Born into a Brahman family — the highest caste in Hinduism — Manik was expected to follow his grandfather and father in priestly duties for the ancient, polytheistic religion of an estimated 1 billion people. The Mumbai resident went to school to study with a Hindu guru.

But improbably, yet miraculously, the 53-year-old Manik today pastors Bellevue Christian Church, an Assemblies of God congregation in Michigan.

As he grew into young adulthood, Manik knew he didn’t want to be a Hindu priest. Instead, he studied to become a computer engineer. He did well, being recruited and hired by a company supplying employees to the then rapidly growing technology industry in the U.S.

In 1989, an excited Manik arrived in Lansing, Michigan. Though a state capital, Lansing’s population of 118,000 pales in comparison to Mumbai, a metropolis of 12.5 million.

“It was quite a culture shock,” he recalls. Yet Manik settled into his new job, making friends. One day, a co-worker invited him to an Easter passion play.

“I didn’t know much about the Christian faith at all,” Manik says. “When they put Jesus up on the Cross, I was about to leave; that was the end, I thought. Then, there was Jesus walking out of the tomb and angels singing.”

An incredulous Manik thought the Resurrection had to be made up, poetic license to make the tragic ending easier to swallow. The lady who invited him explained that Christians base their whole faith on the fact that Jesus rose from the dead.

Unconvinced but intrigued, he attended Mount Hope Assemblies of God for the next year. In February 1991, he responded to an altar invitation.

“I didn’t want to miss the moment,” Manik says. “I knew something about Jesus was real.”

Manik awoke the next morning consumed with the desire to share his new faith with others, including relatives in India. In a phone conversation, his brother Kamal in India passed out when he heard the news of Manik’s conversion.

However, Manik persisted, traveling back to India, where family members warned him to be quiet about his new faith; his mother, Jyoti, even tried to arrange a Hindu marriage for him. Manik felt compelled to try talking with his mother once more.

Manik thanked Jyoti for being a good mother, told her he loved her, and then described how Jesus loved her even more. That afternoon, Jyoti accepted Jesus as her Savior.

Soon, Manik’s mother had packed up the household idols and thrown them in the nearby Arabian Sea.

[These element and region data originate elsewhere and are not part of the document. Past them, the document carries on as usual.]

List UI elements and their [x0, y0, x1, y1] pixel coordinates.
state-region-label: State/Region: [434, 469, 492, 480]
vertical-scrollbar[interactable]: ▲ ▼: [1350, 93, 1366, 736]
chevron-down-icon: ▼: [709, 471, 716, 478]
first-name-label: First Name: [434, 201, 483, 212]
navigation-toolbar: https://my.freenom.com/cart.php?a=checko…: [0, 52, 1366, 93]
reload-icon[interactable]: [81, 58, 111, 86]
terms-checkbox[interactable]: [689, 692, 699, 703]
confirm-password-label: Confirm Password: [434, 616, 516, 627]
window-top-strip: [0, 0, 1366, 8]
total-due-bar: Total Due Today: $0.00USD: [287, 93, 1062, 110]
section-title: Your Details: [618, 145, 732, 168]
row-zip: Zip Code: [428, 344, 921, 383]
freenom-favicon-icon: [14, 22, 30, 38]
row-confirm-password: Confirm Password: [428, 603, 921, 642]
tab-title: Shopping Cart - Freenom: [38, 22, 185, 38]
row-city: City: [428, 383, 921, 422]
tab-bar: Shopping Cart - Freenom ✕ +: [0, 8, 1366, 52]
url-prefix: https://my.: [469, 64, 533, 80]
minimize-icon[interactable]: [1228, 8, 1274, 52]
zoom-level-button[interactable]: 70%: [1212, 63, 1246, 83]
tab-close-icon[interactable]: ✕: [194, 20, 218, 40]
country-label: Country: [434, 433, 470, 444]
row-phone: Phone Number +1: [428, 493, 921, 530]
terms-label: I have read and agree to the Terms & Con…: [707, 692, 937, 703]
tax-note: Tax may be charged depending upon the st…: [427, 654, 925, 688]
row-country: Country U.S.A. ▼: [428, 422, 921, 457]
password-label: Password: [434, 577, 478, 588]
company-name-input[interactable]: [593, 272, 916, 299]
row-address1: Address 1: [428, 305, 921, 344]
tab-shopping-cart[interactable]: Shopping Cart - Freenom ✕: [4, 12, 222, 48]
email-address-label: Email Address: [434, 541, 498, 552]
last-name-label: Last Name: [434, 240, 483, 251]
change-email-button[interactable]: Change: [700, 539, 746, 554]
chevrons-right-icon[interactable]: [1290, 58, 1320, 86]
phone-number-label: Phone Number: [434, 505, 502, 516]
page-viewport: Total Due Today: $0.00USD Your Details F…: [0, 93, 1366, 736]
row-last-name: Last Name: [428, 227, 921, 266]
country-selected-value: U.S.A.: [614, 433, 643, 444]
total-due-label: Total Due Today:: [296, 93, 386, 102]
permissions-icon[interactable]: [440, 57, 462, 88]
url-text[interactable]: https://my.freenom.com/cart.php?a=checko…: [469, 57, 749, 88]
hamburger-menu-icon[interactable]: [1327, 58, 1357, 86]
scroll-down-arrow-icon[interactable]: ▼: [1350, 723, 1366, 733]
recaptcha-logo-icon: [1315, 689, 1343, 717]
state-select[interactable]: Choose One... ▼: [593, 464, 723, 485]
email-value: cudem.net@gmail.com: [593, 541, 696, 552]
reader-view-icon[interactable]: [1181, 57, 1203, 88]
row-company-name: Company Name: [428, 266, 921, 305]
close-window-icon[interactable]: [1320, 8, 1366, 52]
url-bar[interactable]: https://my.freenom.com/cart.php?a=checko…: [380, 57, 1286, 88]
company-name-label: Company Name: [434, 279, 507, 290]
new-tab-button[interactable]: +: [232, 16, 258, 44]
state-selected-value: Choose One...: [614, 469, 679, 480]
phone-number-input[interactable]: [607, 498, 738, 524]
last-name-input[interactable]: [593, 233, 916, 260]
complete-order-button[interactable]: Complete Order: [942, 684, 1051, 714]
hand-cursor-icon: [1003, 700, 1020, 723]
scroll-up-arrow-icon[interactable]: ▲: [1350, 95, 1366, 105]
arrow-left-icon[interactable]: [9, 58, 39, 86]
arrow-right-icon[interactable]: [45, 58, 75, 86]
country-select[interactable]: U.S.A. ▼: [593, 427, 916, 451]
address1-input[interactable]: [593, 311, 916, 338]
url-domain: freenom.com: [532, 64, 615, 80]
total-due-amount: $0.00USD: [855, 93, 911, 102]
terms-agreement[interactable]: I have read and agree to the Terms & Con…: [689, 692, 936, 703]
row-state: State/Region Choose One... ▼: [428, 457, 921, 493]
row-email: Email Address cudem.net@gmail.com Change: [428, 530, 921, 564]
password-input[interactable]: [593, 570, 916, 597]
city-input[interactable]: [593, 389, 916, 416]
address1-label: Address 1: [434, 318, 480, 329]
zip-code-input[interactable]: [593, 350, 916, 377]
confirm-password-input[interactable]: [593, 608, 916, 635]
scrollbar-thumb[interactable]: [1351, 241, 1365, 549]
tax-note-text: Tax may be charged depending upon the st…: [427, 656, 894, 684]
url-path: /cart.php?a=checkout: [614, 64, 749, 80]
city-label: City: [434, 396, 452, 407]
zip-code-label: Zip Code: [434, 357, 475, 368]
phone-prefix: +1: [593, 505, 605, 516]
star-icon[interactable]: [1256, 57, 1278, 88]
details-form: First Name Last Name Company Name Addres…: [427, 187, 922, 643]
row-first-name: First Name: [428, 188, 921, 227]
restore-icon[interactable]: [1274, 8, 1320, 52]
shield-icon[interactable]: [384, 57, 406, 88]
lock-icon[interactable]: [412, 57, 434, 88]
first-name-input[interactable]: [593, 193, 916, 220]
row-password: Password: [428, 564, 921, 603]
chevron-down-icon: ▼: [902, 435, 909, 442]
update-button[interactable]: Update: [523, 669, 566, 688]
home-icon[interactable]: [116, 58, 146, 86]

Eventually, Kamal, initially skeptical, also believed in Christ.

Meanwhile, Manik returned to the U.S., graduated from Mount Hope Bible Training Institute in Lansing, met, and in 1999, married his wife, Michigan native Michele. The couple have two daughters, Rachel, 18, and Amanda, 16. Michele directs children and preteen ministry at the church.

In 2008, Manik became pastor of the small AG church in Bellevue, a rural village of 1,300 — more than 96 percent of them white — in south central Michigan. Gradually, the newcomer and the congregation built trust in the community by volunteering and leading community outreach projects.

Earlier this year, Manik traveled to Suriname, a South American nation with a population that is one-fourth Indian Hindu. He joined Saginaw, Michigan-based Assemblies of God world missionary Steven Puffpaff Sr. during June meetings with local pastors and parishioners, including several recent Hindu converts.

“He fit into ministry to Hindus like he had been doing it all along,” Puffpaff says. “He shared his testimony at the main Assemblies of God church in Paramaribo, and people came to the Lord.”

Manik always will remember the revelation of the Easter play he attended.

“I came 10,000 miles to find a better life,” Manik says. “Instead, I found eternal life.”